“No,” Sarah responded, understanding perfectly that this apparently irrelevant allusion to the veracity of her son had a direct bearing upon the difficulties which had beset his wooing; “when Mr. Grayman asked him if he had been makin’ love to Miss Edith, he never flinched a mite. He spoke up like a man. There never was a Souther yet that I ever heard of that ’u’d lie to save himself.”
She laid her knitting down upon her lap and fixed upon the little boat a regard which seemed one of the closest attention, yet which saw not the white sloop or the dingy sail with its irregular patch of brown. Some tender memory touched the eternally young motherhood in her aged bosom, and some vision of her absent son shut out from her sense the view of the realities before her.
“He would n’t ’a’ been his mother’s son if he had ’a’ lied,” Hannah remarked, with a sincerity so evident that it took from the words all suspicion of flattery.
“Or his father’s either,” Sarah said. “I never set out that Phineas had much go to him, but he was a good man, and he was as true as steel.”

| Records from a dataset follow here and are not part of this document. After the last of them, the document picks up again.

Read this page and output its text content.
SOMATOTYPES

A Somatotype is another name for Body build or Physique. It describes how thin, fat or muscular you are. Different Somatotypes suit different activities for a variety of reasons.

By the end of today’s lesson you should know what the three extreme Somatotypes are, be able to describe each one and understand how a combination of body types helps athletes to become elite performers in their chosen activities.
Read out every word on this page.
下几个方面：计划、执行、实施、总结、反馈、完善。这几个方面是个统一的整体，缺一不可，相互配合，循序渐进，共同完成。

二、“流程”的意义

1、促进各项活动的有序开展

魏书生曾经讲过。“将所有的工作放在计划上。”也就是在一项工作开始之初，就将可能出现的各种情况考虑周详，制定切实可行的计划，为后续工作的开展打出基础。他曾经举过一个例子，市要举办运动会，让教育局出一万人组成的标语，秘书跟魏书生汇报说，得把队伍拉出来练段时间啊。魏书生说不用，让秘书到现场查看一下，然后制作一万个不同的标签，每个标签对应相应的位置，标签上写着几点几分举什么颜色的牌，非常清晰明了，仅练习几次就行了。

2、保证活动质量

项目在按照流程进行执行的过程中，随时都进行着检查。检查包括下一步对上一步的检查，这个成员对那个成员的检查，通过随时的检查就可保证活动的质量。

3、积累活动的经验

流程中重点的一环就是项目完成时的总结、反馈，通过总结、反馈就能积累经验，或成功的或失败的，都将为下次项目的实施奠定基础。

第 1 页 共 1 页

“Yes,” her sister assented, as she would have assented to any proposition laid down by Mrs. Souther, “yes, he was that.”
They sat for a moment in silence. Sarah resumed her knitting, and once more became conscious of the lagging sloop.
“That’s likely Ben Hatherway’s boat,” she remarked. “If he don’t get on faster, he’ll get caught in the turn of the tide and carried out again.”
Hannah glanced toward the boat in a perfunctory way, but she was too deeply interested in the theme upon which the talk had touched to let it drop, and her mind was hardly facile enough to change so quickly from one subject to another.
“What did George say?” she asked. “You said it was a good letter.”